A black hole shooting a laser beam in Earth’s direction sounds like something straight out of a sci-fi movie. Yet that’s precisely what’s happening in real life. I feel like I shouldn’t be surprised, considering everything else happening over the last few years. Thankfully, at least, it isn’t posing any threat, but it is setting some new records.
The Jist
It all started on a mountaintop in California when astronomers at the Zwicky Transient Facility (ZTF) were forced to shut down a super-fancy astronomical camera because it glitched for several days. Then, by a stroke of luck or fate or mere coincidence, the night the astronomers decided to turn the camera back on, they just happened to spot a spectacular blast of energy and light never seen before.
This discovery spurred the ZTF astronomers to work day and night and through the weekends until the camera was fixed — and when they finally got it working again, the light was still there.

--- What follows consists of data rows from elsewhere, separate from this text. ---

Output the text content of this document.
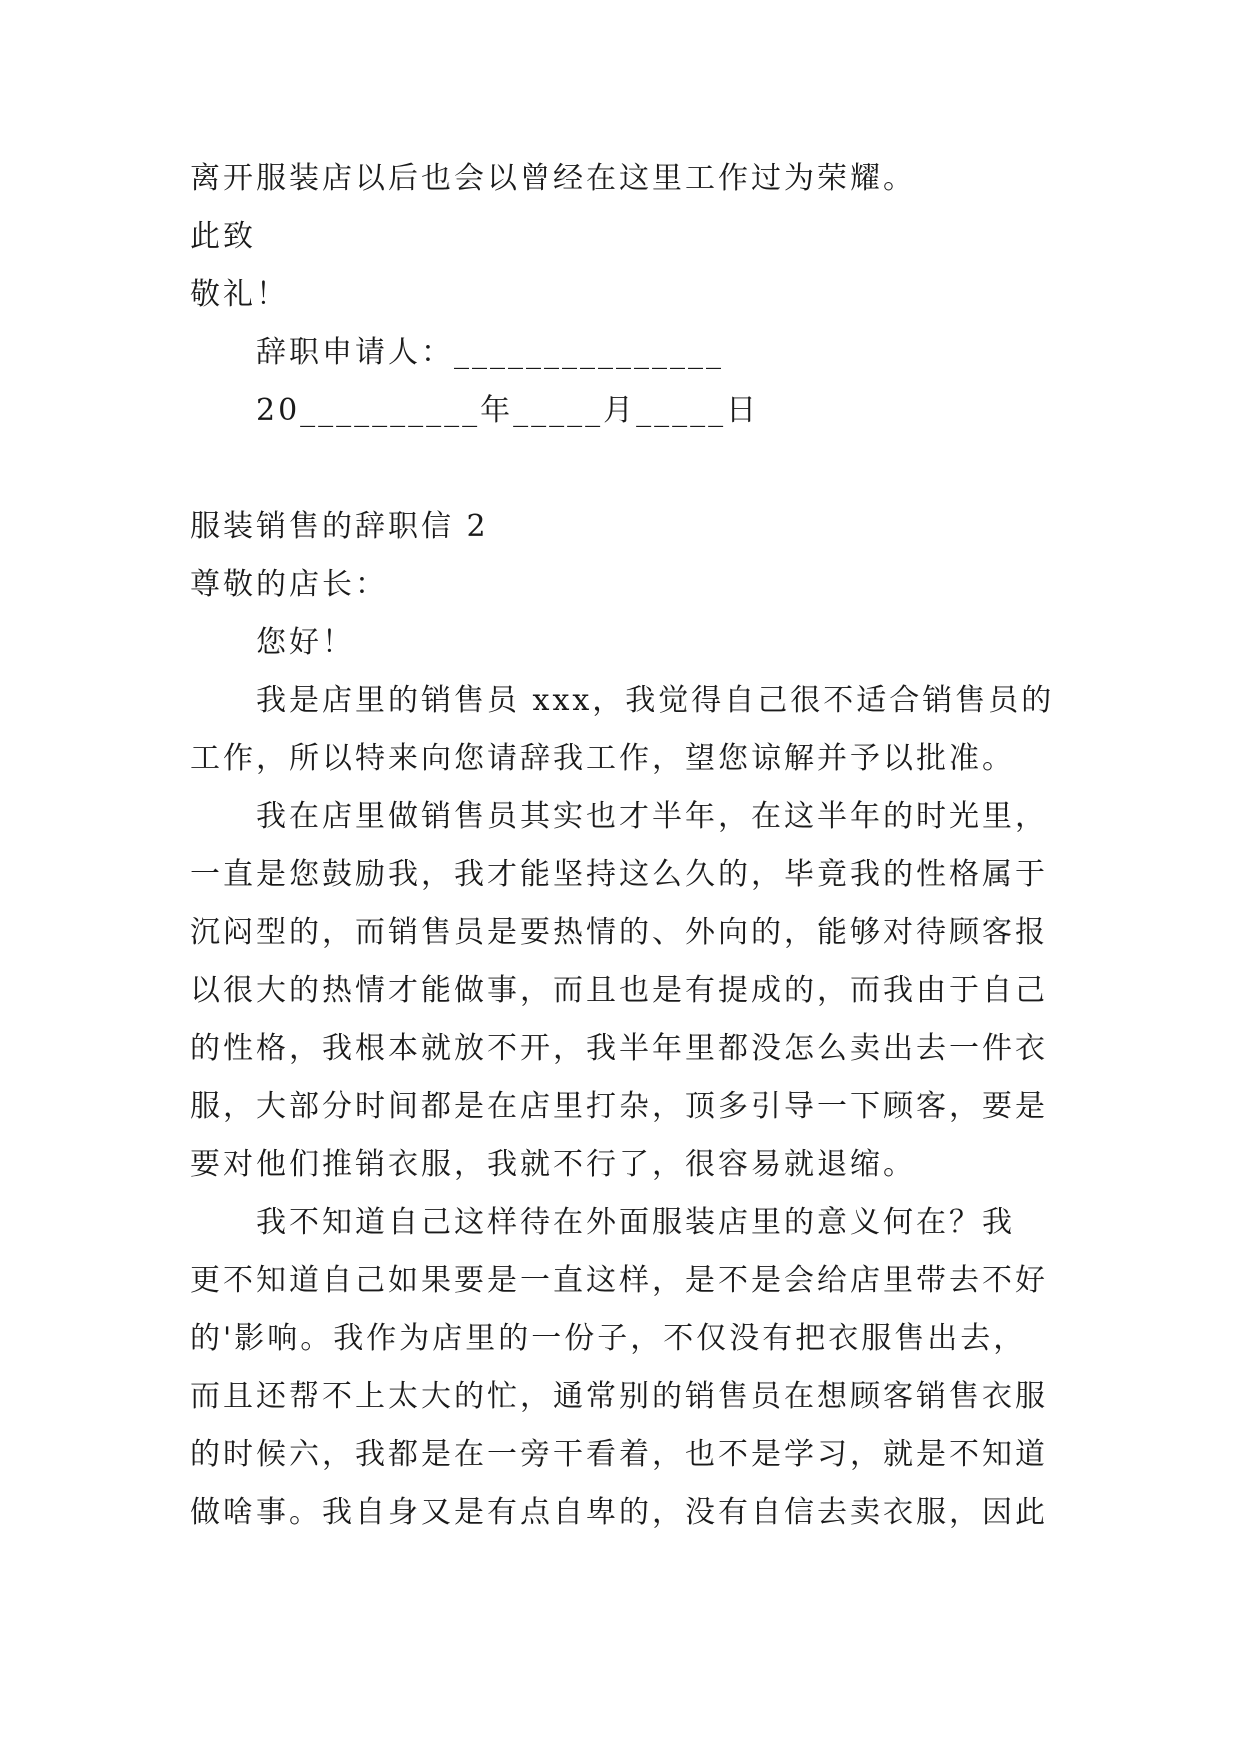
离开服装店以后也会以曾经在这里工作过为荣耀。
此致
敬礼！
辞职申请人：_______________
20__________年_____月_____日
服装销售的辞职信 2
尊敬的店长：
您好！
我是店里的销售员 xxx，我觉得自己很不适合销售员的
工作，所以特来向您请辞我工作，望您谅解并予以批准。
我在店里做销售员其实也才半年，在这半年的时光里，
一直是您鼓励我，我才能坚持这么久的，毕竟我的性格属于
沉闷型的，而销售员是要热情的、外向的，能够对待顾客报
以很大的热情才能做事，而且也是有提成的，而我由于自己
的性格，我根本就放不开，我半年里都没怎么卖出去一件衣
服，大部分时间都是在店里打杂，顶多引导一下顾客，要是
要对他们推销衣服，我就不行了，很容易就退缩。
我不知道自己这样待在外面服装店里的意义何在？我
更不知道自己如果要是一直这样，是不是会给店里带去不好
的'影响。我作为店里的一份子，不仅没有把衣服售出去，
而且还帮不上太大的忙，通常别的销售员在想顾客销售衣服
的时候六，我都是在一旁干看着，也不是学习，就是不知道
做啥事。我自身又是有点自卑的，没有自信去卖衣服，因此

A team of ZTF astronomers led by Igor Andreoni, an astronomer at the University of Maryland, and Michael Coughlin, an astronomer at the University of Minnesota, found that light is actually a massively powerful energy beam (like a laser) likely created by the destruction of a star as its being devoured by a black hole billions of light-years away.
The Details
The fact that a black hole rips apart stars that venture too close to its event horizon surprises no one. In fact, phenomena such as this have a name — total disruption event (TDE). But the blast, AT2022cmc, differed in a couple of ways from any TDE observed by astronomers anywhere before.
Andreoni and Coughlin published their findings, in the journal Nature, on November 30, 2022, announcing AT2022cmc marks the first time astronomers have seen a TDE using visible light — which they only saw because the jet is pointed in our direction — rather than x-rays or gamma rays, which experts detected before.
Their discovery may or may not relate to another study published the same day in Nature Astronomy by astrophysicist Dheeraj Pasham and his team of researchers at the Kavli Institute for Astrophysics and Space Research, Massachusetts Institute of Technology. Pasham and his team showed that the AT2022cmc blast set a new record for the furthest astronomers have seen a TDE travel.
When the astronomers at the European Southern Observatory’s Very Large Telescope (VLT) heard about the light, they quickly turned their scope toward it and saw that the light emanating from AT2022cmc began “its journey when the universe was about one-third of its current age.”
Perspective Shift
While we still have no idea what happens beyond a black hole’s event horizon, we are learning quite a bit recently about its external workings. I’ve written a few articles about discoveries related to black holes — including their filaments, the black hole paradox, dormant black holes, and possible links between black holes and entanglement.
Plus, I recently wrote about a new theory of what might create the gravitational field of a black hole — a solution that could entirely alter our understanding of gravity. And now we have the discovery we discussed today to add to our growing pile of knowledge. Just imagine what we’ll learn next.